Re:It's not Entrapment. (Score:5, Insightful)
Not to mention you'll at most catch absolute morons who at their best would simply win a Darwin Award because the kind of bozos these "stings" catch are frankly the same gullible dipshits that fall for 419 scams and other stupidity.
So when the FBI uses stings to catch international arms traffickers [chicagotribune.com], organized crime figures [eagleworldnews.com], corrupt public officials [nj.com], and embezzlers [post-gazette.com], are they "morons" too, or just would-be terrorists? Your post is nonsense.
Re:It's not Entrapment. (Score:5, Insightful)
I once saw part of an episode of NCIS where they caught a terrorist. They proudly told him (roughly paraphrasing) "you have no rights, you're a terrorist, you're going to be disappeared to Gitmo thanks to the PATRIOT act...I've heard some nasty rumors about what goes on there."

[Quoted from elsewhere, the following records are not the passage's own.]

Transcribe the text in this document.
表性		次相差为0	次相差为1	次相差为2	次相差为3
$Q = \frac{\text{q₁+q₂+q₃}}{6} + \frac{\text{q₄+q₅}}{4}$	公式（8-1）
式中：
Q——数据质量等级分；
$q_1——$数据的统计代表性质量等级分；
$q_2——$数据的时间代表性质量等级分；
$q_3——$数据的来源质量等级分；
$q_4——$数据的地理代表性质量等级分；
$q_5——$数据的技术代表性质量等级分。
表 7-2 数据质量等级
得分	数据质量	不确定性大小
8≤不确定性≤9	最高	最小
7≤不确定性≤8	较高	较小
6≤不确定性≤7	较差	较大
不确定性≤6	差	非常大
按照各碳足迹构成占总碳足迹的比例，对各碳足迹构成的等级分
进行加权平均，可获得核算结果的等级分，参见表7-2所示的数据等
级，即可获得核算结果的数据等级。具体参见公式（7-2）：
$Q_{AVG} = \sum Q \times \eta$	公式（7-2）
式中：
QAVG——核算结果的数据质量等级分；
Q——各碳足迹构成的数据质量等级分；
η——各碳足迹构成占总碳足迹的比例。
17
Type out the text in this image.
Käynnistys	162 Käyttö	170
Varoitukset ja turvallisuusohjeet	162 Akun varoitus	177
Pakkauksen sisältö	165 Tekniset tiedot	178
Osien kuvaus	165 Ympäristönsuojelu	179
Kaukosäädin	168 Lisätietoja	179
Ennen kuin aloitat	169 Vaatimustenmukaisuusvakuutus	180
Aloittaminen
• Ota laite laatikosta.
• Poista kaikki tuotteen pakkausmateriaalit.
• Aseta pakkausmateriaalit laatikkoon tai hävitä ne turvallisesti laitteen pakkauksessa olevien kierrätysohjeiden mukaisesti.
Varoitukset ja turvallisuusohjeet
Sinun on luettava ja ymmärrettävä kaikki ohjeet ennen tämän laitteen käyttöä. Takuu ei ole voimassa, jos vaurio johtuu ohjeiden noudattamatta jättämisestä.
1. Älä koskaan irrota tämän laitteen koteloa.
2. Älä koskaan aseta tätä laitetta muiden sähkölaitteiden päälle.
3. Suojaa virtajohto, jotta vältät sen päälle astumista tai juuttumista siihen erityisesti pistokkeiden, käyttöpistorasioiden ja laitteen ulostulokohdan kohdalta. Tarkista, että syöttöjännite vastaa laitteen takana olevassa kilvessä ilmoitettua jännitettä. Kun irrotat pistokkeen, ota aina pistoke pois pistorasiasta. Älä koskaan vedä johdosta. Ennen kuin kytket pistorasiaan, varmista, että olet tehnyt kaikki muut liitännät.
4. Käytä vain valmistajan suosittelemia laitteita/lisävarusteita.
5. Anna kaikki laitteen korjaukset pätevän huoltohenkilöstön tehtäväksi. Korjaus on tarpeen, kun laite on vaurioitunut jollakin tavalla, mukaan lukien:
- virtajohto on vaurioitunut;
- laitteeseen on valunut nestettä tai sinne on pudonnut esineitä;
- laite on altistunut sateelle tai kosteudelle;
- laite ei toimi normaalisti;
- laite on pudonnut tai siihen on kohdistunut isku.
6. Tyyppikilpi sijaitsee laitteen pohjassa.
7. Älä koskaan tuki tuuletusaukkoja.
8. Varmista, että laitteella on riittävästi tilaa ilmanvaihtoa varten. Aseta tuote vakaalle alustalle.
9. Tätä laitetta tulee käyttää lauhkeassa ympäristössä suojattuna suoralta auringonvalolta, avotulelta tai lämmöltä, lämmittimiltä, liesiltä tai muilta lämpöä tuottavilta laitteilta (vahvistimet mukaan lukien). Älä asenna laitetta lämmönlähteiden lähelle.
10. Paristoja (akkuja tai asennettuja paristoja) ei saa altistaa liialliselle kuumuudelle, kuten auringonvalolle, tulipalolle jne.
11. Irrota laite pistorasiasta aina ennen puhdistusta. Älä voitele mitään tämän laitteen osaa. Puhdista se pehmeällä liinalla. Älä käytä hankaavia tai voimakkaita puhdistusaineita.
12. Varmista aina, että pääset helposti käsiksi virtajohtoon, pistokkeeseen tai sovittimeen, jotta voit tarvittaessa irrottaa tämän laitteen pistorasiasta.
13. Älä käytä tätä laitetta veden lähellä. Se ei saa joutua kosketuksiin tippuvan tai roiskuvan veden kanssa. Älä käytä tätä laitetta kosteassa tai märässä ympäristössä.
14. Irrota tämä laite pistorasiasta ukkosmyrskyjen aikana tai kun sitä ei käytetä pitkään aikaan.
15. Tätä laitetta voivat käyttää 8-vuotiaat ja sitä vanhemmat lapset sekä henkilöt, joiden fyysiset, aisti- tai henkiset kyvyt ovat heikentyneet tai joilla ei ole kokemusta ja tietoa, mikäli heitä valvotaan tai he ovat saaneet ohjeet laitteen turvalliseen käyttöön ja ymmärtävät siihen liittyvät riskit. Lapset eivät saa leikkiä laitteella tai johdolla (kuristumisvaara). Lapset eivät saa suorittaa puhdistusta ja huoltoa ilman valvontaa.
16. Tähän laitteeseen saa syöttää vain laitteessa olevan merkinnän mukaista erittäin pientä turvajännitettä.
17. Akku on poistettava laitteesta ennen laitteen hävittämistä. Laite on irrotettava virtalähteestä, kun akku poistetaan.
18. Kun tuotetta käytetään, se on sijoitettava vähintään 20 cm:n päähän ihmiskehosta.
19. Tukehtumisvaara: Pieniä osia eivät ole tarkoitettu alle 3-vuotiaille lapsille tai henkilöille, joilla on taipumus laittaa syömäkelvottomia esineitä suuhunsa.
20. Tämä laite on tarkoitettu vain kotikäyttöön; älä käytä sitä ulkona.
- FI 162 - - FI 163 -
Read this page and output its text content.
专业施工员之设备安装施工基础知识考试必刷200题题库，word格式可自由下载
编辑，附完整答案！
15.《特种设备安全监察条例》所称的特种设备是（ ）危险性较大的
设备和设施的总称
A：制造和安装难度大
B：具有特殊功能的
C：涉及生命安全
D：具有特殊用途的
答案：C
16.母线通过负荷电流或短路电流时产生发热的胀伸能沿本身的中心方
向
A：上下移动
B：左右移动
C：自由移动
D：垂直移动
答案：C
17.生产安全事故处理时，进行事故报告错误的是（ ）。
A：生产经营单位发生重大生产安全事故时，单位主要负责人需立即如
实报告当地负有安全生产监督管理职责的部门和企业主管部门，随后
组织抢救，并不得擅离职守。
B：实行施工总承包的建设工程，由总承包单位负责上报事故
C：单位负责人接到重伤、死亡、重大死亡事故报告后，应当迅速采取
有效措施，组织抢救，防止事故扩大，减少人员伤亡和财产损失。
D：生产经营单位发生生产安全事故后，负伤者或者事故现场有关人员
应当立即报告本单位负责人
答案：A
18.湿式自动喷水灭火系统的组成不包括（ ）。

They seemed to be proud of their country's human rights abuses.
Re:It's not Entrapment. (Score:5, Insightful)
So when the FBI uses stings to catch international arms traffickers [chicagotribune.com], organized crime figures [eagleworldnews.com], corrupt public officials [nj.com], and embezzlers [post-gazette.com], are they "morons" too, or just would-be terrorists? Your post is nonsense.
The examples you cite are generally not entrapment because the persons they catch were already doing these things before they met the FBI agents. The difference between the terrorism stings and a traditional sting can be illustrated thus:
Traditional sting: send out agents to places where drugs are sold and arrest those who mistake them for drug dealers and try to buy.
New-style sting: send agents into the community to make friends and introduce them to weed. When they convince someone to try it, they will take him to a "drug dealer" who is really a cop.
The parallel is not perfect, but I think it is close enough to show that these stings are different and the concerns some have are not nonsense.